For information, deleting the MedusaBackupJob
stucked with IN_PROGRESS
status triggers a new MedusaBackupJob
from the MedusaBackupSchedule
.
Hi. I tried to reproduce this, but I could not.
On a fresh deployment, I tried starting the sync task always after creating the MedusaBackupJob, but sometimes before that started (got the start timestamp) and sometimes after. I did this on the current main, and 1.14 k8ssandra operator. What I saw, in both cases, was that doing the sync before the start timestamp appeared broke the eventual MedusaBackup, which did not correctly show file count and size.
It might be that I'd need a MedusaBackupJob
stuck in IN_PROGRESS
, which currently happens a lot because of a bug we fixed here. I think I'll go ahead and try to reproduce this as well.

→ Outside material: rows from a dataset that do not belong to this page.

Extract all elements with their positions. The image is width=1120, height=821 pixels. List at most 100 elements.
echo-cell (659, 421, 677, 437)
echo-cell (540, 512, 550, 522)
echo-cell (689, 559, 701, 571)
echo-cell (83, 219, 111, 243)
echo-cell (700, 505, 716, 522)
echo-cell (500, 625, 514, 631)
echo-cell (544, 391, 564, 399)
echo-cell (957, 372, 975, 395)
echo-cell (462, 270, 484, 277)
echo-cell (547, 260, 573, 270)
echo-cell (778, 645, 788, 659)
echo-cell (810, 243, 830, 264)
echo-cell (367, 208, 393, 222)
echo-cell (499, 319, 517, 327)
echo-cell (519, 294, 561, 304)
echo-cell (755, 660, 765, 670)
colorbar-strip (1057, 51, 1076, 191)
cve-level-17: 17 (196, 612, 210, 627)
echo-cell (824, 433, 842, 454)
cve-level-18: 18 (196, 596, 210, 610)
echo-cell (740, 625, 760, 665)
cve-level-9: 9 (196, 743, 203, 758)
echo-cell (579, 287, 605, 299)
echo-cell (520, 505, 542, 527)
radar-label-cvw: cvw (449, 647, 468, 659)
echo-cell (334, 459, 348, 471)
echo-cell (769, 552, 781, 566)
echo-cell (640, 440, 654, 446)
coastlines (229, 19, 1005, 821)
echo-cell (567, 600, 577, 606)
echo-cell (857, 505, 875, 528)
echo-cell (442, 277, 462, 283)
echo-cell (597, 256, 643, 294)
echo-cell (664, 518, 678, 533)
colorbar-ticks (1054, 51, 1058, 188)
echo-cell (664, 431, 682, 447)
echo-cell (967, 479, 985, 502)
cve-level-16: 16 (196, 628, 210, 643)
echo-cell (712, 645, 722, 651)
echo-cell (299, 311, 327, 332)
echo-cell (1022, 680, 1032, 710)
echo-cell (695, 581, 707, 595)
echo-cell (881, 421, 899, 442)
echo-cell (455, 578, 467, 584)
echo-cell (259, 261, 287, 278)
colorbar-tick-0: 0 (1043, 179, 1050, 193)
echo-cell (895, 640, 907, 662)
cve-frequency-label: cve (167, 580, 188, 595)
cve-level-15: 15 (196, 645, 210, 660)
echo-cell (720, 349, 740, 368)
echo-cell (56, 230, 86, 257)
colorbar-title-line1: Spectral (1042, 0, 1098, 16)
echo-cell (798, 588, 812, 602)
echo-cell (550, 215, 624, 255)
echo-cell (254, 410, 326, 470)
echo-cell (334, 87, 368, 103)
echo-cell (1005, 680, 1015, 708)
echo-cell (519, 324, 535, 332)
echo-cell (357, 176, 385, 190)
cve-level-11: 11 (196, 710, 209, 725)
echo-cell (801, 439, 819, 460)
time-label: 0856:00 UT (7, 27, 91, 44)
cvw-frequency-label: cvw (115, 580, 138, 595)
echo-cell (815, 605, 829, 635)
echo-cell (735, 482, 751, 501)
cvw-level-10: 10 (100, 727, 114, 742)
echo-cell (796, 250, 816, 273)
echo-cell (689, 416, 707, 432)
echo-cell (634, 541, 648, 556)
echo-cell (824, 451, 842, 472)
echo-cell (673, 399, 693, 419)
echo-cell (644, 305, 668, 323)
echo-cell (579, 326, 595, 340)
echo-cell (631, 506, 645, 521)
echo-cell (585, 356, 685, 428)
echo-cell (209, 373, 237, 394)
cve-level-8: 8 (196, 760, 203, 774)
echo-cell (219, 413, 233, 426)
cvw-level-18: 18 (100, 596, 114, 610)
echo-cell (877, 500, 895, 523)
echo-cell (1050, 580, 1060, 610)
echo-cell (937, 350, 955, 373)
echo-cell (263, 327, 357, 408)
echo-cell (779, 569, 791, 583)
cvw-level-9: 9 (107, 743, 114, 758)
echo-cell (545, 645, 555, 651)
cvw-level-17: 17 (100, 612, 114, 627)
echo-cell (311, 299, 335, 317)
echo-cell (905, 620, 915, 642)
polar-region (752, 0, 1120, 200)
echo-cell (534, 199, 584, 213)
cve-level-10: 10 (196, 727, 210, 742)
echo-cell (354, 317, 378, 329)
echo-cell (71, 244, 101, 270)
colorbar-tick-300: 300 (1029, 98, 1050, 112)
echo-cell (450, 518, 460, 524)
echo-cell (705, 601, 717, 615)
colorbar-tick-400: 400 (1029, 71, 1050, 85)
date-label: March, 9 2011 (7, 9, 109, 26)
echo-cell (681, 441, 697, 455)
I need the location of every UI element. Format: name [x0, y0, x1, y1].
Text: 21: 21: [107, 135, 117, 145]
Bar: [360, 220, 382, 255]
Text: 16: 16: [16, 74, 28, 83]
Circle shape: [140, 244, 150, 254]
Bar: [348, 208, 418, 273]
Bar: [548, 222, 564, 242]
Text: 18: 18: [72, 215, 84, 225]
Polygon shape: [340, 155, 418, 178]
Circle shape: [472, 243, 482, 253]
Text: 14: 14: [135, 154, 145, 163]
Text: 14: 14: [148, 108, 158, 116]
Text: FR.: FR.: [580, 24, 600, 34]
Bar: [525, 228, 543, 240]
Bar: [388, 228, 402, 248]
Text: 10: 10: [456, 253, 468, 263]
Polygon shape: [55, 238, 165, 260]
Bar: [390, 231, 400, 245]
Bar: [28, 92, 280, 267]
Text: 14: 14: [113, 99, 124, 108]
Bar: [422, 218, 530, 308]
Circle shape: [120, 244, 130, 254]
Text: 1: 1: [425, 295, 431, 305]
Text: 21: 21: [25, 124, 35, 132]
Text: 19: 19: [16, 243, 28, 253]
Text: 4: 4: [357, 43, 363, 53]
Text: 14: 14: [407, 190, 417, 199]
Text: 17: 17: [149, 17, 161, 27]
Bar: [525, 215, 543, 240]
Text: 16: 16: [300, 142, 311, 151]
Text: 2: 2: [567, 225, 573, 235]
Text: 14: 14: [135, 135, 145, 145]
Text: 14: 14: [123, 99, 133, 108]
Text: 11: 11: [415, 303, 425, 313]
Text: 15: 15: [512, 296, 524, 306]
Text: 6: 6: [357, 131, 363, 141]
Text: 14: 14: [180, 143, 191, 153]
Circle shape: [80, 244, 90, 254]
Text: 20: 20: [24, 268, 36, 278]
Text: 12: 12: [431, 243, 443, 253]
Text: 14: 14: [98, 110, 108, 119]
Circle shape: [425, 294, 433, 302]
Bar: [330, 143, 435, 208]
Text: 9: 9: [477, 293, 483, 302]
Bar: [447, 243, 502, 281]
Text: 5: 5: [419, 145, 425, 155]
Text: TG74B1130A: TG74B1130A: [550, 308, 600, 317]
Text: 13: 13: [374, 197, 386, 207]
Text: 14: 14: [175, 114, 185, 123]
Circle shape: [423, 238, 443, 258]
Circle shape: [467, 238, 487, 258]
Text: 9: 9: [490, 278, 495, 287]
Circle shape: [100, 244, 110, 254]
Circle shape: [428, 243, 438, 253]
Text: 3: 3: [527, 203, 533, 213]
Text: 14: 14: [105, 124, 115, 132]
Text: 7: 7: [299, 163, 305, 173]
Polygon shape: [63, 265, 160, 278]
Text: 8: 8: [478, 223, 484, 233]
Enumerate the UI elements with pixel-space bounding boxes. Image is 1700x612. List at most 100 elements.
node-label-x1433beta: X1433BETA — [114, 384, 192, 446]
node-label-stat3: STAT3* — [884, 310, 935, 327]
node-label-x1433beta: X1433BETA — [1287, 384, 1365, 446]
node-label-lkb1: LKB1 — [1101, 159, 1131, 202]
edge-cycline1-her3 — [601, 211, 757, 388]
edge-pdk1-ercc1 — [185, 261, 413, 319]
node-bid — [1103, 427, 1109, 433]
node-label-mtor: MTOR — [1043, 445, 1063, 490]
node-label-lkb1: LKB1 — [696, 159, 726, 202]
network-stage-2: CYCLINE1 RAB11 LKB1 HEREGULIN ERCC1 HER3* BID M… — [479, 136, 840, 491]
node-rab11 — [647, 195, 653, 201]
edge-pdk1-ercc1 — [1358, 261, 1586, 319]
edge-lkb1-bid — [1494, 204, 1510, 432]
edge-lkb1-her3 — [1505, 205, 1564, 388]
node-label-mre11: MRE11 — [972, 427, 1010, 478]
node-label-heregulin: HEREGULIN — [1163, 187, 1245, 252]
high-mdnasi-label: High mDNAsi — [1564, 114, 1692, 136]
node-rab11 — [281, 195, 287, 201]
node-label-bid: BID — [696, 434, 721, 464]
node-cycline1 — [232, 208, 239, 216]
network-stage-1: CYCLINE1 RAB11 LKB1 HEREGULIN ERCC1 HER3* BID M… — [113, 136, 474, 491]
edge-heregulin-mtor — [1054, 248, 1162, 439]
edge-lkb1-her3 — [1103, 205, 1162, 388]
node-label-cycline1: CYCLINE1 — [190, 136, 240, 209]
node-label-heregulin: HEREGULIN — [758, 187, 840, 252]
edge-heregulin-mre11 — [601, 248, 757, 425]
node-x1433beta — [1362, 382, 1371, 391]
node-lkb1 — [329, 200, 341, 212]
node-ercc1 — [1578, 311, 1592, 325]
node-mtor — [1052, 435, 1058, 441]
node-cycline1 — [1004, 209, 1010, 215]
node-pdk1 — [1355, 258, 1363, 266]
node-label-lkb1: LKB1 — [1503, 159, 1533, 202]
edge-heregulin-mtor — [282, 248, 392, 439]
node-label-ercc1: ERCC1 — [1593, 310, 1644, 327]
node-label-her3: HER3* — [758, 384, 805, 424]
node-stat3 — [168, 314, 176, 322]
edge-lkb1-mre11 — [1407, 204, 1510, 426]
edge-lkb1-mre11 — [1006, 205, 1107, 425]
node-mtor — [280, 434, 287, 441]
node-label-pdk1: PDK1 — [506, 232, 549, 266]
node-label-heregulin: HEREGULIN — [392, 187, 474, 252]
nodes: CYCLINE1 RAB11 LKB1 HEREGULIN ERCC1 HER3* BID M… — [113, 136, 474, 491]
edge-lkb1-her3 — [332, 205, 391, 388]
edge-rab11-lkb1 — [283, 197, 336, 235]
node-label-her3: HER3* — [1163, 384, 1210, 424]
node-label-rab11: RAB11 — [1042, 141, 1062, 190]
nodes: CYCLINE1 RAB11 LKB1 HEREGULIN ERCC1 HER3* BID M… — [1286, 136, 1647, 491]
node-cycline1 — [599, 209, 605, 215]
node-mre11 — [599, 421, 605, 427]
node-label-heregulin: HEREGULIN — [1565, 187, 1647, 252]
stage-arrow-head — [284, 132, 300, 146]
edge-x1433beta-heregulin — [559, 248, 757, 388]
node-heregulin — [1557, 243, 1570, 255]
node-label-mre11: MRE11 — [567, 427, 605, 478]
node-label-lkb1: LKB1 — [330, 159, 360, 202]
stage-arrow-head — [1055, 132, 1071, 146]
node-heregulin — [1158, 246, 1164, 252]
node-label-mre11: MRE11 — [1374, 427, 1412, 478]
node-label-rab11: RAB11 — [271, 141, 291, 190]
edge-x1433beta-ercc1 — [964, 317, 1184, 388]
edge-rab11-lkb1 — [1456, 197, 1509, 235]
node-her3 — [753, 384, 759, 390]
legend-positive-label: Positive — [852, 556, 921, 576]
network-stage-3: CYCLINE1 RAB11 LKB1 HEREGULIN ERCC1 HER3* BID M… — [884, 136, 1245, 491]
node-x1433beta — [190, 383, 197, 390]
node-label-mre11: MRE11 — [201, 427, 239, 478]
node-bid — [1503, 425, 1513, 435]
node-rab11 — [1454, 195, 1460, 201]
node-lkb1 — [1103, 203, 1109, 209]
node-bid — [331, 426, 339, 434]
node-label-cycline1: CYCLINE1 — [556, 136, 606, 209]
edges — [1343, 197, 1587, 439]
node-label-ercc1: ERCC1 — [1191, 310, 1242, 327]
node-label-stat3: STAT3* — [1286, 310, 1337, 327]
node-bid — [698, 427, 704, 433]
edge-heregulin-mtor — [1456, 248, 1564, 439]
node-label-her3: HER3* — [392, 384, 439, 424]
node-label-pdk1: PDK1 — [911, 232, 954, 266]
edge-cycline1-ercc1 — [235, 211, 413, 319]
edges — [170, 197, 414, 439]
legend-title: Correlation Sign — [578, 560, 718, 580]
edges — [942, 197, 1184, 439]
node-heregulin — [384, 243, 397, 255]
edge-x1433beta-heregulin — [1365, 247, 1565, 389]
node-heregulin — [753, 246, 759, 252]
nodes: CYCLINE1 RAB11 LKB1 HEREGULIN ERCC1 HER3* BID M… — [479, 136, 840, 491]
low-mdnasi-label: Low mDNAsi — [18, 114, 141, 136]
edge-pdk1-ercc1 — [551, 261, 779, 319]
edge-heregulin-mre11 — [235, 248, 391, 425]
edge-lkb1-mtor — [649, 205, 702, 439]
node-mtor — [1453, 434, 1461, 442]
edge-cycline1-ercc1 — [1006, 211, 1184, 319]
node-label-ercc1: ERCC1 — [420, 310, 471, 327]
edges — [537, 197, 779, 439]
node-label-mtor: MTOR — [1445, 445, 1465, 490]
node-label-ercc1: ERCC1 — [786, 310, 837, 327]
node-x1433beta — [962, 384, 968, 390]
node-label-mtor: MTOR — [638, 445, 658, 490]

Hi. I tried to reproduce this, but I could not.
On a fresh deployment, I tried starting the sync task always after creating the MedusaBackupJob, but sometimes before that started (got the start timestamp) and sometimes after. I did this on the current main, and 1.14 k8ssandra operator. What I saw, in both cases, was that doing the sync before the start timestamp appeared broke the eventual MedusaBackup, which did not correctly show file count and size.
What is the number of replicas of you Cassandra datacenter? I observer that with 1 replica, the issue is hard to reproduce, but with 3 replicas, the issue happened consistently (since backup job will take longer)
I've got the same issue on 6 node cluster. trying to fix it by cleaning all medusa tasks, backup jobs and schedules, snapshots etc. no luck atm
Hi folks, the only place where this could happen in the code is here.
If we have a 0 value for the finishTime, it's going to convert to 1970-01-01T00:00:00Z
.
Nonetheless, this means the sync is running concurrently with a backup which isn't finished yet, and creating that MedusaBackup object.
It's most probable that the sync should only locally persist completed backups, since there's nothing to do anyway with incomplete ones.
I'll prepare a PR for this, so that if we don't have a finish time we don't sync the MedusaBackup object.